Tal alegria que ela me dera foi rapidamente substituída por um sentimento de preocupação profunda, quando ela parou de me ver dois dias depois. Ela sempre me avisava quando não viria, e por não o ter feito, eu só conseguia pensar que algo muito errado havia acontecido. Ray estava me deixando doido, e por mais que eu quisesse ir atrás dela, não conseguia. Se o cristal de invocação fosse um de meus súditos, já teria sido executado por insubordinação e traição.

A cada dia que se passava sem notícias, mais preocupado eu ficava. Comecei a procurá-la em outras zonas enquanto mantinha a imagem da cachoeira aberta em um canto. Fiz isso inutilmente por vários dias, até que um dia, uma canção suave trouxe novamente um pouco de alívio ao meu coração. Desfazendo todas as imagens inúteis, foquei meu poder na garota que estava sentada no lugar de sempre, balançando os pés dentro da água.

— Senhor misterioso, que bom que veio! — disse ela, sorrindo e chorando ao mesmo tempo. — Me perdoe por não ter podido vir te ver nos últimos dias e por não ter avisado antes. Também peço desculpas se lhe preocupei com o meu sumiço. Senti muito a sua falta!

— Se sente muito, então não faça mais isso! — ordenei. Ela não deveria assustar o rei assim! — Você também me fez uma tremenda falta, pequena! Estava quase enlouquecendo aqui!

Meu lobo que o diga. Essa garota realmente conseguia trazer à tona todos os meus sentimentos de forma extrema. A mais intensa alegria, a mais intensa dor, a maior preocupação de todas, bem como o maior alívio.

— Aconteceu uma coisa alguns dias atrás e eu perdi o manto que você deixou comigo. Sinto muito por isso também. Eu disse que ia guardá-lo com cuidado, mas falhei — disse-me ela, com os olhos se enchendo de lágrimas.

— Se for por isso, não se preocupe! Te darei quantos mantos você quiser! — Eu odiava vê-la chorando, odiava o sentimento de impotência de não poder fazer nada! — Por favor, me conte o que aconteceu! Preciso saber!

— Eu fui seguida? — perguntou ela, assustada, intensificando os sentidos. Antes de ter certeza, pulou na água e nadou até a queda. Enquanto deslizava para dentro da caverna, um lobo macho de coloração castanho-avermelhada apareceu.

— O que aconteceu? — rosnei inquieto, vendo a garota se esgueirar para dentro da água apavorada. Parecia tão vulnerável que meu instinto era querer envolvê-la protetoramente. Em vez de me responder, ela sussurrou um pedido.

— Você pode me avisar quando ele se for? Saia por um momento quando o lobo que me seguiu for embora, assim saberei que a área está segura.

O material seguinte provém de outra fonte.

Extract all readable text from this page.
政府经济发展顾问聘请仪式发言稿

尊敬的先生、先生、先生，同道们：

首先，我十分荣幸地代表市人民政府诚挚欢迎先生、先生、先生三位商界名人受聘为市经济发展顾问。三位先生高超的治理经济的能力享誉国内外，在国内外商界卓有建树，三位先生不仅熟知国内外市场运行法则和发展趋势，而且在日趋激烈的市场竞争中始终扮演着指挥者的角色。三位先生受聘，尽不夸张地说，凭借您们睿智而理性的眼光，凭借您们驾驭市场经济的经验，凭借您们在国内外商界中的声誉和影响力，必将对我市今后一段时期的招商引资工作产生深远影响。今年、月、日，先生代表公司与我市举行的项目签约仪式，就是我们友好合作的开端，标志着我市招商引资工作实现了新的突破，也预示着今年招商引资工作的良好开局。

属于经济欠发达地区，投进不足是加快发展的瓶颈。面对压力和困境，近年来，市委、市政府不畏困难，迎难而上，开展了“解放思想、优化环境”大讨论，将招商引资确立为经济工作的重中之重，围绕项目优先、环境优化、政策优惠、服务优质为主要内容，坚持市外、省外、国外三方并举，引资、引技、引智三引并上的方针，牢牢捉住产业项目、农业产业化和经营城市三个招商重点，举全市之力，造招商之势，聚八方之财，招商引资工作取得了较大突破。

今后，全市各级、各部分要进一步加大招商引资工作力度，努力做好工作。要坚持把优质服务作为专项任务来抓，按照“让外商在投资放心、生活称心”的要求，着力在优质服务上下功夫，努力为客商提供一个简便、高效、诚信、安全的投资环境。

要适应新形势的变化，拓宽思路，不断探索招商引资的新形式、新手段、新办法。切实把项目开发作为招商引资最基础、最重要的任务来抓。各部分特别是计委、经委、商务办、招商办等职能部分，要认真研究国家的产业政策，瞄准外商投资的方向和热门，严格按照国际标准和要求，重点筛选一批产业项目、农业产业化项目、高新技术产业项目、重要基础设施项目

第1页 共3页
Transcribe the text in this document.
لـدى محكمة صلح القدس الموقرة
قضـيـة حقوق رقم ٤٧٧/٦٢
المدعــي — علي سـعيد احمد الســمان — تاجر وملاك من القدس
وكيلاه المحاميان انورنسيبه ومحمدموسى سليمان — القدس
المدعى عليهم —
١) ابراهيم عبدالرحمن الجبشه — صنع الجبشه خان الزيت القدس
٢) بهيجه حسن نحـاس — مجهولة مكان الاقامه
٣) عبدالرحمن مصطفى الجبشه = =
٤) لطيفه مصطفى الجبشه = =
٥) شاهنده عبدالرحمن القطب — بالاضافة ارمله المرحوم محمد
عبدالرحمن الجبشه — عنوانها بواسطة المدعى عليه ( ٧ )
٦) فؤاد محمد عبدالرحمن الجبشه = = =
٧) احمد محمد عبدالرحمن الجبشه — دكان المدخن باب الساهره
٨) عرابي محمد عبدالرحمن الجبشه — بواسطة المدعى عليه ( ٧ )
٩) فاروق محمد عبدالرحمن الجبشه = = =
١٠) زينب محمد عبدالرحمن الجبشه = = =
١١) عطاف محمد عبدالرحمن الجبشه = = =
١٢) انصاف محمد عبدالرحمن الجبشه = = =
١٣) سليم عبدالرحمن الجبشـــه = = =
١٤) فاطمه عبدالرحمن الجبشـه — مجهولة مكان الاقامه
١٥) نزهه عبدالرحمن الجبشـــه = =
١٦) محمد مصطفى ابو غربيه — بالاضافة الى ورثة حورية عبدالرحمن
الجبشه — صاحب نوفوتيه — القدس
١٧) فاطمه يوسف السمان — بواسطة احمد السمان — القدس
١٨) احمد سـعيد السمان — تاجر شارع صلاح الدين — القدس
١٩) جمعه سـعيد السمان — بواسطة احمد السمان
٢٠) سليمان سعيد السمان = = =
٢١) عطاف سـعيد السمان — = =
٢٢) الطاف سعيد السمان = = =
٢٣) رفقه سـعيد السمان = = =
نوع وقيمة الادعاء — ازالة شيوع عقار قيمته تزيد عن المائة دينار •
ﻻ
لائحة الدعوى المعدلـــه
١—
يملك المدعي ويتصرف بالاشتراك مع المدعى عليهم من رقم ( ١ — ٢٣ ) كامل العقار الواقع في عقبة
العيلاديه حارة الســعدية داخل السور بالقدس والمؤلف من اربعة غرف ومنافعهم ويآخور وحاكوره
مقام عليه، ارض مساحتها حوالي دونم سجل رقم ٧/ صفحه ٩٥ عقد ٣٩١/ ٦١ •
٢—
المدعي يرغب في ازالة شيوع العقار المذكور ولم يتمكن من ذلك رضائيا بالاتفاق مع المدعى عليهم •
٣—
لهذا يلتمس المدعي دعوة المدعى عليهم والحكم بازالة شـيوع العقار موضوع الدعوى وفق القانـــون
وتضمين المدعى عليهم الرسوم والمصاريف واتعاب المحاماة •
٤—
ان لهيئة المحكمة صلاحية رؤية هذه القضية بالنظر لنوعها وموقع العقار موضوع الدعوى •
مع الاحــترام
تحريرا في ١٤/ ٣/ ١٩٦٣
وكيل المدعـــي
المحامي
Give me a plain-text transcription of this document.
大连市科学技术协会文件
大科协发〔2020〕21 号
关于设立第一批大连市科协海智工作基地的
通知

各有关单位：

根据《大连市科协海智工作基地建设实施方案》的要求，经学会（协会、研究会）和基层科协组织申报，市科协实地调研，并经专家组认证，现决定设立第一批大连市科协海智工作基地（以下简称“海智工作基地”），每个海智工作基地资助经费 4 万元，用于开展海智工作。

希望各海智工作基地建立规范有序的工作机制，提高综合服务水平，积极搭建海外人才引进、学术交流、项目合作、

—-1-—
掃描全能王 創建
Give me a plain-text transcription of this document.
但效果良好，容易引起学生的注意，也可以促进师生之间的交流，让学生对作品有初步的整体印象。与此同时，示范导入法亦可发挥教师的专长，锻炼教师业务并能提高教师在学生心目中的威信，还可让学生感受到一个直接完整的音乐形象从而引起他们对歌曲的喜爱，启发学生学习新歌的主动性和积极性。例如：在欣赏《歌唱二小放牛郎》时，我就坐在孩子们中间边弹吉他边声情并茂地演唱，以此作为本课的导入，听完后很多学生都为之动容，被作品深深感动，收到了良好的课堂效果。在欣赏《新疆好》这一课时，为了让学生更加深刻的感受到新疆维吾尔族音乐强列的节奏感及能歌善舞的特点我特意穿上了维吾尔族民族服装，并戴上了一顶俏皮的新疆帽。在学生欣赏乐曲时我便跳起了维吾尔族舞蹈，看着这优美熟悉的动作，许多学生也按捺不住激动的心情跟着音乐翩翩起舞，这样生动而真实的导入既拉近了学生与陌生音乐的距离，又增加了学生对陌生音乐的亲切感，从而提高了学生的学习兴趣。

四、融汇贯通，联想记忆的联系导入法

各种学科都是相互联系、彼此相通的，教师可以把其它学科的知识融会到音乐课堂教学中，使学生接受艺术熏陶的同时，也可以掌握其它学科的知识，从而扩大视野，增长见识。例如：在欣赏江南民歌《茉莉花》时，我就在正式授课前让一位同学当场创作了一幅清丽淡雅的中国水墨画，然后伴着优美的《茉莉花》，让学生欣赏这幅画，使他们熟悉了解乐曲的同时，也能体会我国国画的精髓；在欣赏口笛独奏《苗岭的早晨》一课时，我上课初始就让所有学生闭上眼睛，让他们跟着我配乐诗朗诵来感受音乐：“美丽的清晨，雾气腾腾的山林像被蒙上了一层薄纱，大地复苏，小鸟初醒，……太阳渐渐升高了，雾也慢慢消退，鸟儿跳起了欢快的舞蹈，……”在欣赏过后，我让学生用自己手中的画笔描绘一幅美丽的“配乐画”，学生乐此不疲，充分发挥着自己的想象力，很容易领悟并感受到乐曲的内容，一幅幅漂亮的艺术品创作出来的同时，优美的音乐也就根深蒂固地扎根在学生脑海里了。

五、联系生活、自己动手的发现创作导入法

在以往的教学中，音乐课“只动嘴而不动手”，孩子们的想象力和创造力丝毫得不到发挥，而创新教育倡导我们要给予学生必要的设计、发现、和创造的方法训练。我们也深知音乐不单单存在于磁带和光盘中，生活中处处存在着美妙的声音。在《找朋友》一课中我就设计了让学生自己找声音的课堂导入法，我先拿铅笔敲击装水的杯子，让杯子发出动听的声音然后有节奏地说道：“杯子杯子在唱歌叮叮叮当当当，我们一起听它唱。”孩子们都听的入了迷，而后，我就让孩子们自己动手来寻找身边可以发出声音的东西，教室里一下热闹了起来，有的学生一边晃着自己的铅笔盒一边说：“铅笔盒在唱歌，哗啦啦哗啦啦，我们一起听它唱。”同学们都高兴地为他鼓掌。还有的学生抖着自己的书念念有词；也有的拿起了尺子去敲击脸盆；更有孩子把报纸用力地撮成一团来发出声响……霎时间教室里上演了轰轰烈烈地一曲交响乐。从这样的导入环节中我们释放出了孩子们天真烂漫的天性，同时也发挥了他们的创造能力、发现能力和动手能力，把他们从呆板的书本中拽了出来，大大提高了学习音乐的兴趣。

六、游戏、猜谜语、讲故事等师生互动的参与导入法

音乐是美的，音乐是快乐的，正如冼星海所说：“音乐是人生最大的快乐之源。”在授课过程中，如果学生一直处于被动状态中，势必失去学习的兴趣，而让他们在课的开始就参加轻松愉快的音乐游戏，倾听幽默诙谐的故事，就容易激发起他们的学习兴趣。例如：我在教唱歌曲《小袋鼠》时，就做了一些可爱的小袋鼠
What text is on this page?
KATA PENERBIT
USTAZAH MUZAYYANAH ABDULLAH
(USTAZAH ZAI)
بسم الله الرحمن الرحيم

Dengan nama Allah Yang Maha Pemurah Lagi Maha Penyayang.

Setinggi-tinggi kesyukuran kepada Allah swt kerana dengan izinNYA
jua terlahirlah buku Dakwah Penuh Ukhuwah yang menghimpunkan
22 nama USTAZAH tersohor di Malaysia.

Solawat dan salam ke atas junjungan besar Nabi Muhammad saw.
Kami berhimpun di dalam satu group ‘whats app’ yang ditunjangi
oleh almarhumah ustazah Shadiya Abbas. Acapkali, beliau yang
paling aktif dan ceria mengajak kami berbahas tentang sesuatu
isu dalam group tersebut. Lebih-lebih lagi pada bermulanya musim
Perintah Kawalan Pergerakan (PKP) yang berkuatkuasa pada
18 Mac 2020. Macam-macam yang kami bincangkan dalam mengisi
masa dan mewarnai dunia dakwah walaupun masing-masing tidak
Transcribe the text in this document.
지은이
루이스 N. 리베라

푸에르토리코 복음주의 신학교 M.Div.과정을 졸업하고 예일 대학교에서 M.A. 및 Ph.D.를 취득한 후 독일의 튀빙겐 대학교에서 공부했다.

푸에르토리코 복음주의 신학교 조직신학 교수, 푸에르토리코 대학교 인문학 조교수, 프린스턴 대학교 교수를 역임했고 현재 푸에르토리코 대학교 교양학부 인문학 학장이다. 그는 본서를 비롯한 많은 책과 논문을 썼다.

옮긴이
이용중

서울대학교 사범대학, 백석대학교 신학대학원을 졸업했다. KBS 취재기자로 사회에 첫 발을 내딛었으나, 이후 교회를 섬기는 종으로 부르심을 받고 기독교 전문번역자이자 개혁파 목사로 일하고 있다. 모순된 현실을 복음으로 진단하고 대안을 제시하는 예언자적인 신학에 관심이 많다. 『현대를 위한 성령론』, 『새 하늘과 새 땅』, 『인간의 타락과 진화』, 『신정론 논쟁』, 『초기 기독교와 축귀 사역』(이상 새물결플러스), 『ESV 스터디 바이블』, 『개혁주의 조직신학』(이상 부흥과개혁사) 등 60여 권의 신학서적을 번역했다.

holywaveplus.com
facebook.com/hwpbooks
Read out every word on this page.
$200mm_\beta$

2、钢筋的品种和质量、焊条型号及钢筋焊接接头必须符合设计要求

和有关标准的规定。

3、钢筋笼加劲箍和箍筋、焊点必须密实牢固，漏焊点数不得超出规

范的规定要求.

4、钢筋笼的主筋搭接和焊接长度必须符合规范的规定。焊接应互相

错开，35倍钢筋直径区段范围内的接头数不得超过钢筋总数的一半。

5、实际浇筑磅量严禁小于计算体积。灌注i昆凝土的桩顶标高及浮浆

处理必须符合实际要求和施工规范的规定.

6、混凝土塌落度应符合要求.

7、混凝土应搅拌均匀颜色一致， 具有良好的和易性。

— Por você, faço qualquer coisa! — respondi, mudando meu ângulo de visão. Eu não poderia ver ela e o lobo pela imagem ao mesmo tempo, mas escolhi uma zona em que pudesse pelo menos ouvir minha garota enquanto vigiava o lobo.

Quem quer que fosse, sabia exatamente quem estava procurando e era persistente. Ele sondou minuciosamente toda a área e, por ter encontrado vestígios da Eliza, recusou-se a ir embora. Certo de que ela estava em algum lugar nos arredores, até mesmo saltou na água procurando entre as rochas a presença dela. Após voltar para a margem, tomou forma humana. Quando vi que usava uma bermuda feita a partir dos próprios pelos, concluí que poderia ser o tal suposto companheiro da minha garota, o filho do alfa.

Gravei nitidamente o rosto dele enquanto meu lobo se enchia de fúria por dentro. Por menosprezar minha garota, por assustá-la, pretendia puni-lo devidamente um dia.

— Eliza! Eu sei que está por aqui! Apareça! — gritou aquele homem.

— Por que ele? — ouvi a voz da minha garota choramingar e voltei novamente o ângulo de visão para ela. Ela estava extremamente pálida e tremia muito. Estava congelando, e vê-la naquele estado deixou o meu lobo maluco.

— Foi esse o idiota que roubou meu manto. Ele é o herdeiro alfa, o companheiro de quem te falei — sussurrou enquanto tremia de frio. — Usei o seu manto para me proteger de ser abusada por ele, mas não acho que terei mais truques para usar se ele me emboscar de novo. Estou com medo!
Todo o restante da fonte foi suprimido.